Recently, a case of the bubonic plague has been confirmed by authorities in Oregon. The patient infected was believed to have contracted the disease from a flea bite during a hunting trip. Within the past seven months, there have been at least 12 cases of the bubonic plague and four deaths as a result.

Typically, three is the median number of plague cases per year, with no more than two deaths a year, according to the Centers for Disease Control and Prevention (CDC). Experts say an exact reason cannot be pinned down as to why there are so many cases this year as compared to previous years, but this is no cause for panic. According to Dr. Paul Mead, chief of epidemiology at CDC, “It’s twice as many, but when you’re dealing with small numbers, you have that kind of variation.”

A few of the patients who contracted the plague became ill after visits to the Yosemite National Park in California.

The plague is a rare infection caused by the bacterium Yersinia pestis. It is typically transmitted to humans through flea bites, direct contact with infected bodily fluids and tissues, and inhalation of droplets from sick persons or animals. Usually, the time between exposure and symptom onset is about two to six days.

Some symptoms of the plague include fever, abdominal pain, nausea, and vomiting. The bubonic plague is only one of the three main forms of plague, which also includes septicemic plague and pneumonic plague. The septicemic plague is a blood infection in which the infection is spread directly through the bloodstream. Pneumonic plague is contracted through exposure to infectious droplets.

The plague is an easily treatable disease provided that it is detected in its early stages. Mortality in untreated patients ranges from 66 to 93 percent; however, this number drops down to 16 percent concerning antibiotic-treated cases, according to the CDC.

Confirmed cases were mainly located in Western U.S., with affected states including Arizona, California, Colorado, New Mexico, and Oregon. Another confirmed case came from a patient in Georgia, whose case is believed to be linked to exposures near the Yosemite National Park in California.

To prevent contraction of the plague where it is endemic, extra precautions should be made when engaging in outdoor activities. The CDC advises that long pants should be worn whenever possible and insect repellent should be used on clothes and skin. In addition, one should avoid touching dead and potentially infected animals to prevent contact.

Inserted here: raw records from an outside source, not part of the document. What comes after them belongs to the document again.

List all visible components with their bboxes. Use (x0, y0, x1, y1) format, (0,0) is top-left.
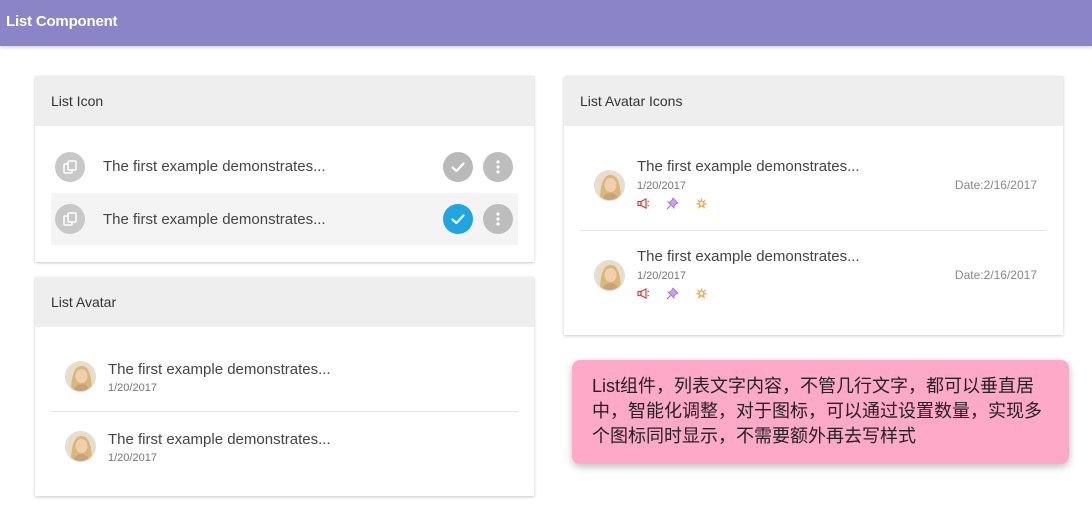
list-item-text: The first example demonstrates... (108, 361, 331, 378)
avatar (65, 431, 96, 462)
more-vert-icon[interactable] (483, 152, 513, 182)
burst-icon[interactable] (695, 197, 708, 210)
avatar (594, 260, 625, 291)
list-item[interactable]: The first example demonstrates... 1/20/2… (580, 238, 1047, 318)
list-item[interactable]: The first example demonstrates... 1/20/2… (51, 345, 518, 409)
list-item-text: The first example demonstrates... (103, 211, 326, 228)
pin-icon[interactable] (666, 287, 679, 300)
card-header: List Icon (35, 76, 534, 126)
list-item[interactable]: The first example demonstrates... 1/20/2… (580, 148, 1047, 228)
avatar (65, 361, 96, 392)
list-item[interactable]: The first example demonstrates... 1/20/2… (51, 415, 518, 479)
right-date: Date:2/16/2017 (954, 178, 1037, 192)
app-title: List Component (6, 13, 118, 30)
list-icon-card: List Icon The first example demonstrates… (35, 76, 534, 262)
list-item-date: 1/20/2017 (108, 452, 157, 464)
check-icon[interactable] (443, 152, 473, 182)
copy-icon (55, 152, 85, 182)
note-text: List组件，列表文字内容，不管几行文字，都可以垂直居中，智能化调整，对于图标，… (592, 376, 1042, 446)
divider (51, 411, 518, 412)
app-bar: List Component (0, 0, 1092, 46)
icon-group (637, 197, 708, 210)
megaphone-icon[interactable] (637, 287, 650, 300)
list-avatar-icons-card: List Avatar Icons The first example demo… (564, 76, 1063, 335)
avatar (594, 170, 625, 201)
card-header: List Avatar (35, 277, 534, 327)
icon-group (637, 287, 708, 300)
copy-icon (55, 204, 85, 234)
check-icon-active[interactable] (443, 204, 473, 234)
list-item-text: The first example demonstrates... (637, 158, 860, 175)
divider (580, 230, 1047, 231)
list-item-text: The first example demonstrates... (637, 248, 860, 265)
list-item[interactable]: The first example demonstrates... (51, 142, 518, 192)
list-item-selected[interactable]: The first example demonstrates... (51, 193, 518, 245)
pin-icon[interactable] (666, 197, 679, 210)
burst-icon[interactable] (695, 287, 708, 300)
annotation-note: List组件，列表文字内容，不管几行文字，都可以垂直居中，智能化调整，对于图标，… (572, 360, 1069, 464)
megaphone-icon[interactable] (637, 197, 650, 210)
more-vert-icon[interactable] (483, 204, 513, 234)
list-item-date: 1/20/2017 (637, 270, 686, 282)
list-item-date: 1/20/2017 (637, 180, 686, 192)
list-item-date: 1/20/2017 (108, 382, 157, 394)
right-date: Date:2/16/2017 (954, 268, 1037, 282)
list-item-text: The first example demonstrates... (108, 431, 331, 448)
card-header: List Avatar Icons (564, 76, 1063, 126)
list-item-text: The first example demonstrates... (103, 158, 326, 175)
list-avatar-card: List Avatar The first example demonstrat… (35, 277, 534, 496)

Animals that have more freedom to roam by themselves have a higher chance of being infected. If your pet is sick, it is advised that you go to a vet as soon as possible. Reducing possible rodent habitats around your surroundings and preventing pets that roam in endemic areas to sleep on your bed are some extra steps to help prevent the contraction of the plague.

In short, the plague is a rare disease and there is definitely no cause for panic.